Un film qui m’a laissé pensif. D’une part, c’est un véritable film coup de poing que je me suis pris en pleine poire, et il ne laisse pas insensible par son histoire, ses personnages. C’est très viscéral, ça nous prend aux tripes, ça nous les arrache et ça nous laisse contempler le résultat. S’accaparant un sujet fort qu’est le virus du SIDA dans la communauté homosexuelle, à une époque où tout le monde, ou presque, s’en foutait royalement et faisaient l’autruche ; le film réussit là où beaucoup aurait pu échouer.
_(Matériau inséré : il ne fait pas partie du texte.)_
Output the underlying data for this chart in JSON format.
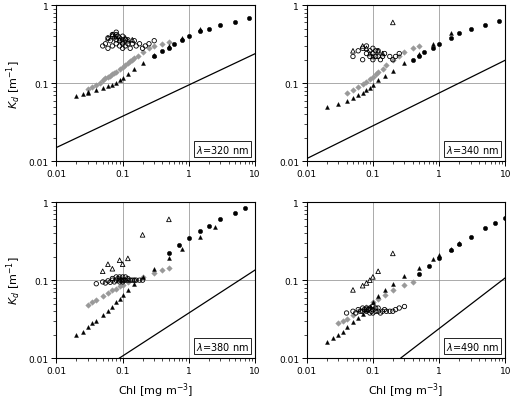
{
  "wavelengths": [
    "320",
    "340",
    "380",
    "490"
  ],
  "xlim": [
    0.01,
    10
  ],
  "ylim": [
    0.01,
    1
  ],
  "fit_params": {
    "320": {
      "a": 0.095,
      "b": 0.4
    },
    "340": {
      "a": 0.075,
      "b": 0.42
    },
    "380": {
      "a": 0.038,
      "b": 0.55
    },
    "490": {
      "a": 0.024,
      "b": 0.65
    }
  },
  "scatter": {
    "320": {
      "open_circles": {
        "x": [
          0.05,
          0.055,
          0.06,
          0.06,
          0.065,
          0.07,
          0.07,
          0.07,
          0.075,
          0.08,
          0.08,
          0.08,
          0.08,
          0.085,
          0.09,
          0.09,
          0.09,
          0.1,
          0.1,
          0.1,
          0.1,
          0.11,
          0.11,
          0.12,
          0.12,
          0.13,
          0.14,
          0.15,
          0.16,
          0.18,
          0.2,
          0.22,
          0.25,
          0.3
        ],
        "y": [
          0.3,
          0.32,
          0.28,
          0.38,
          0.35,
          0.3,
          0.4,
          0.42,
          0.38,
          0.32,
          0.36,
          0.42,
          0.45,
          0.4,
          0.3,
          0.35,
          0.38,
          0.28,
          0.32,
          0.36,
          0.4,
          0.3,
          0.36,
          0.32,
          0.36,
          0.28,
          0.32,
          0.35,
          0.3,
          0.32,
          0.28,
          0.3,
          0.32,
          0.35
        ]
      },
      "open_triangles": {
        "x": [
          0.06,
          0.07,
          0.08,
          0.09,
          0.1,
          0.11,
          0.12,
          0.14
        ],
        "y": [
          0.38,
          0.42,
          0.4,
          0.36,
          0.34,
          0.38,
          0.35,
          0.36
        ]
      },
      "gray_diamonds": {
        "x": [
          0.03,
          0.035,
          0.04,
          0.045,
          0.05,
          0.055,
          0.06,
          0.065,
          0.07,
          0.075,
          0.08,
          0.09,
          0.1,
          0.11,
          0.12,
          0.13,
          0.14,
          0.15,
          0.17,
          0.2,
          0.25,
          0.3,
          0.4,
          0.5
        ],
        "y": [
          0.085,
          0.09,
          0.095,
          0.1,
          0.11,
          0.115,
          0.12,
          0.125,
          0.13,
          0.135,
          0.14,
          0.15,
          0.16,
          0.17,
          0.18,
          0.19,
          0.2,
          0.21,
          0.225,
          0.25,
          0.28,
          0.3,
          0.32,
          0.34
        ]
      },
      "filled_triangles": {
        "x": [
          0.02,
          0.025,
          0.03,
          0.03,
          0.04,
          0.05,
          0.06,
          0.07,
          0.08,
          0.09,
          0.1,
          0.12,
          0.15,
          0.2,
          0.3,
          0.5,
          0.8,
          1.5
        ],
        "y": [
          0.068,
          0.072,
          0.075,
          0.078,
          0.082,
          0.088,
          0.092,
          0.095,
          0.1,
          0.11,
          0.115,
          0.13,
          0.15,
          0.18,
          0.23,
          0.3,
          0.38,
          0.5
        ]
      },
      "filled_circles": {
        "x": [
          0.3,
          0.4,
          0.5,
          0.6,
          0.8,
          1.0,
          1.5,
          2.0,
          3.0,
          5.0,
          8.0
        ],
        "y": [
          0.22,
          0.26,
          0.28,
          0.32,
          0.36,
          0.4,
          0.46,
          0.5,
          0.55,
          0.6,
          0.68
        ]
      }
    },
    "340": {
      "open_circles": {
        "x": [
          0.05,
          0.06,
          0.07,
          0.07,
          0.08,
          0.08,
          0.09,
          0.09,
          0.1,
          0.1,
          0.1,
          0.11,
          0.11,
          0.12,
          0.12,
          0.13,
          0.14,
          0.15,
          0.18,
          0.2,
          0.22,
          0.25
        ],
        "y": [
          0.22,
          0.26,
          0.2,
          0.28,
          0.24,
          0.3,
          0.22,
          0.26,
          0.2,
          0.24,
          0.28,
          0.22,
          0.26,
          0.22,
          0.26,
          0.2,
          0.22,
          0.24,
          0.22,
          0.2,
          0.22,
          0.24
        ]
      },
      "open_triangles": {
        "x": [
          0.05,
          0.07,
          0.08,
          0.09,
          0.1,
          0.12,
          0.14,
          0.2
        ],
        "y": [
          0.26,
          0.3,
          0.28,
          0.24,
          0.22,
          0.26,
          0.24,
          0.6
        ]
      },
      "gray_diamonds": {
        "x": [
          0.04,
          0.05,
          0.06,
          0.07,
          0.08,
          0.09,
          0.1,
          0.11,
          0.12,
          0.14,
          0.16,
          0.2,
          0.25,
          0.3,
          0.4,
          0.5
        ],
        "y": [
          0.075,
          0.082,
          0.09,
          0.098,
          0.105,
          0.112,
          0.12,
          0.13,
          0.14,
          0.15,
          0.17,
          0.2,
          0.22,
          0.25,
          0.28,
          0.3
        ]
      },
      "filled_triangles": {
        "x": [
          0.02,
          0.03,
          0.04,
          0.05,
          0.06,
          0.07,
          0.08,
          0.09,
          0.1,
          0.12,
          0.15,
          0.2,
          0.3,
          0.5,
          0.8,
          1.5
        ],
        "y": [
          0.05,
          0.055,
          0.06,
          0.065,
          0.07,
          0.075,
          0.082,
          0.088,
          0.095,
          0.11,
          0.125,
          0.145,
          0.18,
          0.24,
          0.32,
          0.44
        ]
      },
      "filled_circles": {
        "x": [
          0.4,
          0.5,
          0.6,
          0.8,
          1.0,
          1.5,
          2.0,
          3.0,
          5.0,
          8.0
        ],
        "y": [
          0.2,
          0.22,
          0.25,
          0.28,
          0.32,
          0.38,
          0.44,
          0.5,
          0.56,
          0.62
        ]
      }
    },
    "380": {
      "open_circles": {
        "x": [
          0.04,
          0.05,
          0.055,
          0.06,
          0.065,
          0.07,
          0.07,
          0.075,
          0.08,
          0.08,
          0.085,
          0.09,
          0.09,
          0.09,
          0.095,
          0.1,
          0.1,
          0.1,
          0.105,
          0.11,
          0.11,
          0.12,
          0.12,
          0.13,
          0.14,
          0.15,
          0.16,
          0.18,
          0.2
        ],
        "y": [
          0.09,
          0.095,
          0.092,
          0.098,
          0.094,
          0.1,
          0.105,
          0.095,
          0.1,
          0.11,
          0.105,
          0.095,
          0.1,
          0.11,
          0.1,
          0.095,
          0.1,
          0.11,
          0.1,
          0.1,
          0.11,
          0.1,
          0.105,
          0.1,
          0.1,
          0.1,
          0.1,
          0.1,
          0.1
        ]
      },
      "open_triangles": {
        "x": [
          0.05,
          0.06,
          0.07,
          0.09,
          0.1,
          0.12,
          0.2,
          0.5
        ],
        "y": [
          0.13,
          0.16,
          0.14,
          0.18,
          0.16,
          0.19,
          0.38,
          0.6
        ]
      },
      "gray_diamonds": {
        "x": [
          0.03,
          0.035,
          0.04,
          0.05,
          0.06,
          0.07,
          0.08,
          0.09,
          0.1,
          0.12,
          0.15,
          0.2,
          0.3,
          0.4,
          0.5
        ],
        "y": [
          0.048,
          0.052,
          0.056,
          0.062,
          0.068,
          0.074,
          0.078,
          0.083,
          0.088,
          0.095,
          0.1,
          0.11,
          0.125,
          0.135,
          0.145
        ]
      },
      "filled_triangles": {
        "x": [
          0.02,
          0.025,
          0.03,
          0.035,
          0.04,
          0.05,
          0.06,
          0.07,
          0.08,
          0.09,
          0.1,
          0.12,
          0.15,
          0.2,
          0.3,
          0.5,
          0.8,
          1.5,
          2.5
        ],
        "y": [
          0.02,
          0.022,
          0.025,
          0.028,
          0.03,
          0.036,
          0.04,
          0.046,
          0.052,
          0.058,
          0.064,
          0.075,
          0.09,
          0.11,
          0.14,
          0.19,
          0.25,
          0.36,
          0.48
        ]
      },
      "filled_circles": {
        "x": [
          0.5,
          0.7,
          1.0,
          1.5,
          2.0,
          3.0,
          5.0,
          7.0
        ],
        "y": [
          0.22,
          0.28,
          0.35,
          0.42,
          0.5,
          0.6,
          0.72,
          0.85
        ]
      }
    },
    "490": {
      "open_circles": {
        "x": [
          0.04,
          0.05,
          0.055,
          0.06,
          0.065,
          0.07,
          0.07,
          0.075,
          0.08,
          0.08,
          0.085,
          0.09,
          0.09,
          0.095,
          0.1,
          0.1,
          0.1,
          0.11,
          0.11,
          0.12,
          0.12,
          0.13,
          0.14,
          0.15,
          0.16,
          0.18,
          0.2,
          0.22,
          0.25,
          0.3
        ],
        "y": [
          0.038,
          0.04,
          0.038,
          0.042,
          0.04,
          0.044,
          0.04,
          0.042,
          0.04,
          0.044,
          0.042,
          0.038,
          0.044,
          0.04,
          0.038,
          0.042,
          0.046,
          0.04,
          0.044,
          0.04,
          0.044,
          0.038,
          0.04,
          0.042,
          0.04,
          0.04,
          0.04,
          0.042,
          0.044,
          0.046
        ]
      },
      "open_triangles": {
        "x": [
          0.05,
          0.07,
          0.08,
          0.09,
          0.1,
          0.12,
          0.2
        ],
        "y": [
          0.075,
          0.085,
          0.092,
          0.1,
          0.11,
          0.13,
          0.22
        ]
      },
      "gray_diamonds": {
        "x": [
          0.03,
          0.035,
          0.04,
          0.05,
          0.06,
          0.07,
          0.08,
          0.1,
          0.12,
          0.15,
          0.2,
          0.3,
          0.4
        ],
        "y": [
          0.028,
          0.03,
          0.032,
          0.036,
          0.04,
          0.043,
          0.046,
          0.052,
          0.058,
          0.065,
          0.074,
          0.086,
          0.095
        ]
      },
      "filled_triangles": {
        "x": [
          0.02,
          0.025,
          0.03,
          0.035,
          0.04,
          0.05,
          0.06,
          0.07,
          0.08,
          0.09,
          0.1,
          0.12,
          0.15,
          0.2,
          0.3,
          0.5,
          0.8,
          1.0,
          1.5,
          2.0
        ],
        "y": [
          0.016,
          0.018,
          0.02,
          0.022,
          0.025,
          0.029,
          0.033,
          0.037,
          0.042,
          0.047,
          0.052,
          0.062,
          0.074,
          0.09,
          0.112,
          0.145,
          0.185,
          0.21,
          0.25,
          0.3
        ]
      },
      "filled_circles": {
        "x": [
          0.5,
          0.7,
          1.0,
          1.5,
          2.0,
          3.0,
          5.0,
          7.0,
          10.0
        ],
        "y": [
          0.12,
          0.15,
          0.19,
          0.24,
          0.29,
          0.36,
          0.46,
          0.54,
          0.62
        ]
      }
    }
  }
}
Alors c’est vrai que quand on n’a pas connu cette époque, pourtant pas si lointaine que ça, c’est difficile de se rendre compte à quel point le film vise juste, et à quel point c’était un combat de tous les instants. C’est très intense, et on se laisse porter par le film jusqu’à sa conclusion, dramatique, déchirante et pourtant qu’on sentait venir. Peut-être que de le vivre en direct, nous le montrer en face rend le tout encore plus marquant.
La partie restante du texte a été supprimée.